Pessoas que acompanham as tratativas disseram à BBC Brasil que o principal impasse em relação às duas reservas é o tamanho de suas áreas que terão proteção integral. Ambientalistas tentam convencer o governo a ampliar as áreas com categoria de Monumento Natural, onde não são permitidas atividades econômicas.

Pela proposta atual, a maior parte das unidades terá a categoria de Área de Proteção Ambiental (APA), onde são permitidas atividades que não causem grandes impactos.

Sylvia Earle e Sarney Filho
Nas próximas semanas, Ministério do Meio Ambiente, de Sarney Filho (à dir.), entregará proposta de duas Unidades de Conservação que poderão se tornar as maiores reservas marinhas do Brasil | Foto: Ag Brasil

Earle foi uma das primeiras ambientalistas a advogar a delimitação de áreas marinhas protegidas, inspirada nos efeitos da proteção de florestas e ambientes terrestres. Em 2009, defendeu a iniciativa numa conferência TED (a fala foi premiada como a melhor do ano e contabiliza quase 2 milhões de visualizações).

“Temos provas de que, quando protegemos uma floresta integralmente, as espécies retornam caso não tenham sido extintas. No oceano é a mesma coisa”, ela afirma.

A oceanógrafa costuma dizer que a saúde dos oceanos é vital tanto para as espécies marinhas quanto para as terrestres – inclusive a humana.

Estima-se que 50% do oxigênio na atmosfera venha da fotossíntese produzida na superfície do oceano. Essa operação, diz ela, é posta em xeque quando esses ambientes são perturbados pela poluição ou por atividades humanas predatórias, como a pesca industrial e a mineração.

Earle diz que nos últimos 50 anos a população de grandes peixes marinhos – entre os quais o bacalhau, o peixe-espada e a lubina chilena – foi reduzida em 90%.

Algumas espécies, caso do atum-rabilho do Pacífico, têm hoje menos de 5% da população original.

Earle não come peixes nem qualquer tipo de animal selvagem.
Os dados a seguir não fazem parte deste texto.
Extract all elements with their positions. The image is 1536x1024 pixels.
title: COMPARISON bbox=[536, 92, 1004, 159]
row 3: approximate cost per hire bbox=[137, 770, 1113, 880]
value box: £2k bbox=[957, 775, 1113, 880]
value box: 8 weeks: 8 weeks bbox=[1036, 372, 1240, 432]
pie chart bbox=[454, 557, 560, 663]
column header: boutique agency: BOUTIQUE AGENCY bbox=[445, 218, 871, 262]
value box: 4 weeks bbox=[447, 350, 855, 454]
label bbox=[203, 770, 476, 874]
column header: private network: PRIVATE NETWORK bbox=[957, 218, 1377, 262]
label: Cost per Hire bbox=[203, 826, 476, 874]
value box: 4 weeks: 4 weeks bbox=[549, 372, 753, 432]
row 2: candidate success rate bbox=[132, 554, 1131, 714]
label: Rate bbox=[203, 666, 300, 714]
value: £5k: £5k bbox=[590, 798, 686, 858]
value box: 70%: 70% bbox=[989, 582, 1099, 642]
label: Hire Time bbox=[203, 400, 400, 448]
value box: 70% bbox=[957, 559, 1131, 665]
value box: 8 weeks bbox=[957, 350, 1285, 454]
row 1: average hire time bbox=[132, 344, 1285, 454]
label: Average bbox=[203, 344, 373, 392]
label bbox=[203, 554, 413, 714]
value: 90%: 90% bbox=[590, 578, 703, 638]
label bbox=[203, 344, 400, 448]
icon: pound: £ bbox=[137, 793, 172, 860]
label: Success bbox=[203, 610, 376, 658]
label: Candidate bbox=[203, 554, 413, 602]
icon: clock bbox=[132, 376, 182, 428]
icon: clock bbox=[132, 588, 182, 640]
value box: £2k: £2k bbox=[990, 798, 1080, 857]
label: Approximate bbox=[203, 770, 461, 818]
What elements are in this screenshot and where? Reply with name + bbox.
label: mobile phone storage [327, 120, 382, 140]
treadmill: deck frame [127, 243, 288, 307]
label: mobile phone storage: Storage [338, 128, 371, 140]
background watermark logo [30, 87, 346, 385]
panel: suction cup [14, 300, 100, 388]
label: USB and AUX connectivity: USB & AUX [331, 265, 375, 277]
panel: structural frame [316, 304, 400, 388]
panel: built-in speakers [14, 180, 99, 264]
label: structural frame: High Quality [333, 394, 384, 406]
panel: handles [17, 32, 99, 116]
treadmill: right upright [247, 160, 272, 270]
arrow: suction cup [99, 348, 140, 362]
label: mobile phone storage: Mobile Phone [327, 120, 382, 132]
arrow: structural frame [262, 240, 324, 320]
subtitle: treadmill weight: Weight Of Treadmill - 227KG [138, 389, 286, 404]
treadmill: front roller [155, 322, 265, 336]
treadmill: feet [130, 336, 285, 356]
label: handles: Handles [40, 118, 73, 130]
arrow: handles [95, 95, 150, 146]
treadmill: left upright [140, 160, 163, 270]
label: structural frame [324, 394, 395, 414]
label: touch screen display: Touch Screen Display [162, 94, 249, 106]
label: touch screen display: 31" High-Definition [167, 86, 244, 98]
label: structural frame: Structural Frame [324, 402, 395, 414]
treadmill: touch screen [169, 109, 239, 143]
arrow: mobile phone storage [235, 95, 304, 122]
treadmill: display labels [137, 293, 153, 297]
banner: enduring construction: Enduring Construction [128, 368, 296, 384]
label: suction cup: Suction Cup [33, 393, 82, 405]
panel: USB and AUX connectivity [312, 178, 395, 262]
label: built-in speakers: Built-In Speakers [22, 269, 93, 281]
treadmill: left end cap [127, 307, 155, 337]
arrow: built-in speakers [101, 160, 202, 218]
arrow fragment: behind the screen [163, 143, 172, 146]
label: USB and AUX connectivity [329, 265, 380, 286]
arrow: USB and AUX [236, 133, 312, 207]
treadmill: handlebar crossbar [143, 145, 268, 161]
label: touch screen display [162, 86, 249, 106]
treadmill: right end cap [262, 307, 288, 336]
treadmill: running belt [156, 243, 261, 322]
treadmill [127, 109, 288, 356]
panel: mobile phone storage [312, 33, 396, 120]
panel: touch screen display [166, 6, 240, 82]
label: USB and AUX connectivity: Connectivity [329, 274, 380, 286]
Aos que não abrem mão de animais aquáticos na dieta, sugere sua substituição por peixes criados em cativeiro e não carnívoros, caso de carpas e tilápias.

A recomendação não se aplica ao salmão, espécie carnívora criada em fazendas aquáticas. “São necessários milhares de peixes selvagens para alimentar um pequeno número de salmões em fazendas – esse não é um bom modelo.”

Carpas
Aos que não abrem mão de animais aquáticos na dieta, Earle sugere sua substituição por peixes criados em cativeiro e não carnívoros, caso de carpas e tilápias

Formada em biologia, Earle foi a primeira mulher a chefiar a agência do governo dos EUA para os oceanos e a atmosfera (NOAA) e projetou vários submarinos para mergulhos profundos.

Ela disse à reportagem que pretende voltar ao Brasil até o fim do ano para mergulhar pela primeira vez em águas brasileiras – de preferência nas áreas cotadas para virar reservas.

Para a americana, ainda há muito a descobrir sobre as florestas e os mares brasileiros, que ela considera “bibliotecas de conhecimento”.

“Se destruirmos as florestas e os corais remanescentes, seria como queimar essas bibliotecas”, afirma.

“Temos que guardar essas áreas como presentes para o futuro, como se estivéssemos colocando-as no banco, cuidando da segurança de todo o planeta, construindo essa rede de esperança para a nossa existência.”